Boys and Girls with ADHD: Cerebellum Size Matters
Brain differences between boys and girls with ADHD may offer further explanation of gender-related symptom patterns.
April 25, 2017
Every child with ADHD is different, but experts agree that certain symptoms tend to fall along gender lines. Boys with ADHD are more hyperactive and impulsive, while girls with ADHD often demonstrate more inattentive symptoms. It’s long been debated whether biological sex or societal gender roles contributes to this symptom disparity. Now, a small new study may provide the next piece of the puzzle, finding that boys and girls with ADHD had different-sized cerebellums — the area of the brain responsible for coordination and linked to cognitive functions like attention.

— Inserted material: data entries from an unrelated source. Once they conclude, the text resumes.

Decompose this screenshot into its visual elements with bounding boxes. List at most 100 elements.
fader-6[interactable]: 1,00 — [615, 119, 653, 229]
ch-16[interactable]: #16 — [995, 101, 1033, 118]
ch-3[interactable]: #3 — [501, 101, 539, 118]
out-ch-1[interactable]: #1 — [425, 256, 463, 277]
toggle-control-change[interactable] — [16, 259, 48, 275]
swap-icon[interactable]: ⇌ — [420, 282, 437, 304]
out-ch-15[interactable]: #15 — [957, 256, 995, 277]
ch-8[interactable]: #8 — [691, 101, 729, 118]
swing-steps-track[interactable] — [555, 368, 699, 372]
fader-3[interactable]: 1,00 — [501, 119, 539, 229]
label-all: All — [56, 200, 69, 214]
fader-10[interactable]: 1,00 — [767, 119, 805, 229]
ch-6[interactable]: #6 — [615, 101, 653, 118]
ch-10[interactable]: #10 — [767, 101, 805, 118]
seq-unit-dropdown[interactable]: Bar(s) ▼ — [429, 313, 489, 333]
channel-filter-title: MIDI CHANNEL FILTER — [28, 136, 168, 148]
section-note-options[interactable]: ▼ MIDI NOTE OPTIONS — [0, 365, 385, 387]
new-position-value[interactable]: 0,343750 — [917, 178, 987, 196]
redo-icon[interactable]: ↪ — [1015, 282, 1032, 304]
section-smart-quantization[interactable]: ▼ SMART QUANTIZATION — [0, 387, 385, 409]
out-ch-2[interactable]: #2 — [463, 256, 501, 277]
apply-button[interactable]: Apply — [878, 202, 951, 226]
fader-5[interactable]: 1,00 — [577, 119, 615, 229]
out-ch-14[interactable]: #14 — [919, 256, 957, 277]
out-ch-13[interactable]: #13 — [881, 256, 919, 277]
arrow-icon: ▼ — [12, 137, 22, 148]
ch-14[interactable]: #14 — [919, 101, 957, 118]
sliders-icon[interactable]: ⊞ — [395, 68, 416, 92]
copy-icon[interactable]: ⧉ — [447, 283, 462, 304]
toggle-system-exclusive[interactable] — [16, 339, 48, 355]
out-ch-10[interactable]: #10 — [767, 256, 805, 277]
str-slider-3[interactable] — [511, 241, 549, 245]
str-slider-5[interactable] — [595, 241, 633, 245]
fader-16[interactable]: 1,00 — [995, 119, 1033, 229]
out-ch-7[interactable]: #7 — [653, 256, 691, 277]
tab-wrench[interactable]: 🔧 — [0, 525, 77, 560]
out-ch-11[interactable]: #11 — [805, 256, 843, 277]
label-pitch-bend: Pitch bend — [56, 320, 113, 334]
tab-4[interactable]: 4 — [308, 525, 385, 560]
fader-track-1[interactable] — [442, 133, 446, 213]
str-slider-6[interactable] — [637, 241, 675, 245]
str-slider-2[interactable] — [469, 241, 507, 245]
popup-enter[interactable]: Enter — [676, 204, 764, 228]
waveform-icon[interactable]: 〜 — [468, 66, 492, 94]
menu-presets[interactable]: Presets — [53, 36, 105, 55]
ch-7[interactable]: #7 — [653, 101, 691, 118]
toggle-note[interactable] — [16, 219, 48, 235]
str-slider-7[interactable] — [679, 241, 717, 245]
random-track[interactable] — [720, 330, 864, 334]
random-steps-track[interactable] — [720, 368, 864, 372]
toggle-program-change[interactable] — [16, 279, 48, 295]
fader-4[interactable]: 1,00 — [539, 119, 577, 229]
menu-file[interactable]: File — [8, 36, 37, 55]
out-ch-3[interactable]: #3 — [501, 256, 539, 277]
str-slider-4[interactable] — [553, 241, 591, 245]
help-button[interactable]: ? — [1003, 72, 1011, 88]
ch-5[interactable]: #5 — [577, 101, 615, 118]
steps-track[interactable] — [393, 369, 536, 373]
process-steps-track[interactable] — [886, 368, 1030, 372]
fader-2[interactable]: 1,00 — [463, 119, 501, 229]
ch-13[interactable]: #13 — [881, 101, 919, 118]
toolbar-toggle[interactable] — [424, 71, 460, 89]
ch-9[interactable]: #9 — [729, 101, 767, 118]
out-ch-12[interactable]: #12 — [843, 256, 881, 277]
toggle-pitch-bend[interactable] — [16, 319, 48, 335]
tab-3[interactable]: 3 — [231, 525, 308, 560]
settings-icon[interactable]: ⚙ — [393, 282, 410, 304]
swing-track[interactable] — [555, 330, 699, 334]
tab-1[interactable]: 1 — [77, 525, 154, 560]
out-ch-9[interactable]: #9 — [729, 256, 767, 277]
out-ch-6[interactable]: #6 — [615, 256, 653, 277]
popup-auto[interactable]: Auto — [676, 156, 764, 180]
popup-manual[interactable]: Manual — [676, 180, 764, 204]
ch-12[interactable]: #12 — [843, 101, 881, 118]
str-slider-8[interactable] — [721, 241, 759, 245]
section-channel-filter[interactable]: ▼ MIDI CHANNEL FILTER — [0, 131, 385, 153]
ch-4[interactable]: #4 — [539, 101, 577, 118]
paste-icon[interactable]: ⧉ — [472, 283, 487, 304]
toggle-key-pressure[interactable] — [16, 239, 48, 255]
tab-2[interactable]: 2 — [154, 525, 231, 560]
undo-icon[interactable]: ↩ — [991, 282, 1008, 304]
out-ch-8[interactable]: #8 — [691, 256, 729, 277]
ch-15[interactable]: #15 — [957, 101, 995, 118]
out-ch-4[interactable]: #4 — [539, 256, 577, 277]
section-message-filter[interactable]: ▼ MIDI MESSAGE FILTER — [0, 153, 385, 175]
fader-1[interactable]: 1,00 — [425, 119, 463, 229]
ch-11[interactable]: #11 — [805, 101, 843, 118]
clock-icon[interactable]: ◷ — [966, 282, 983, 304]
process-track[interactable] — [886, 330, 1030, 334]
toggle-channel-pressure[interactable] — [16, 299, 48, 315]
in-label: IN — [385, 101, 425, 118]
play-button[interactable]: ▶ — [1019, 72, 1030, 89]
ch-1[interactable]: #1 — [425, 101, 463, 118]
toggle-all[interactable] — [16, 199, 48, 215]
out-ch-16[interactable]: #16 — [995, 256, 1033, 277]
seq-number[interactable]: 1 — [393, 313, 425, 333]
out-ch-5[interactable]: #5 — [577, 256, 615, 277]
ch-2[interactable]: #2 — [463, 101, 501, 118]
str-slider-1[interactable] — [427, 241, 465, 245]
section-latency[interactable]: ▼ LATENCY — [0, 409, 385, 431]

The study, presented March 25 at the annual meeting of the Cognitive Neuroscience Society, looked at 90 children between the ages of nine and 12. The children were closely split along gender lines — 50 girls and 40 boys — and a little over half of them had been formerly diagnosed with ADHD. MRI scans of each child found that both boys and girls with ADHD had significantly smaller cerebellum volumes than their counterparts without ADHD.
But the boys and girls with ADHD differed in where their cerebellums were smaller, with boys demonstrating more severe differences in the areas responsible for higher-order motor functions like planning behavior and regulating attention. Girls’ brains were weaker in the areas that direct more basic motor functions, like hand-eye coordination, precision, and timing.
Past studies on boys’ and girls’ brains have found other key differences in the brain, particularly in the premotor and primary motor cortexes. Boys with ADHD are more likely than girls to display abnormalities in these regions, which — like the cerebellum — are involved in planning and self-control.
The study was small, but it adds to the body of work about brain differences among those who have ADHD, says lead author Stewart Mostofsky — possibly helping to explain why girls with ADHD behave differently than boys. Mostofsky and his team say they plan to look at more than 400 children in the next few months, to see if their findings hold up to further scrutiny.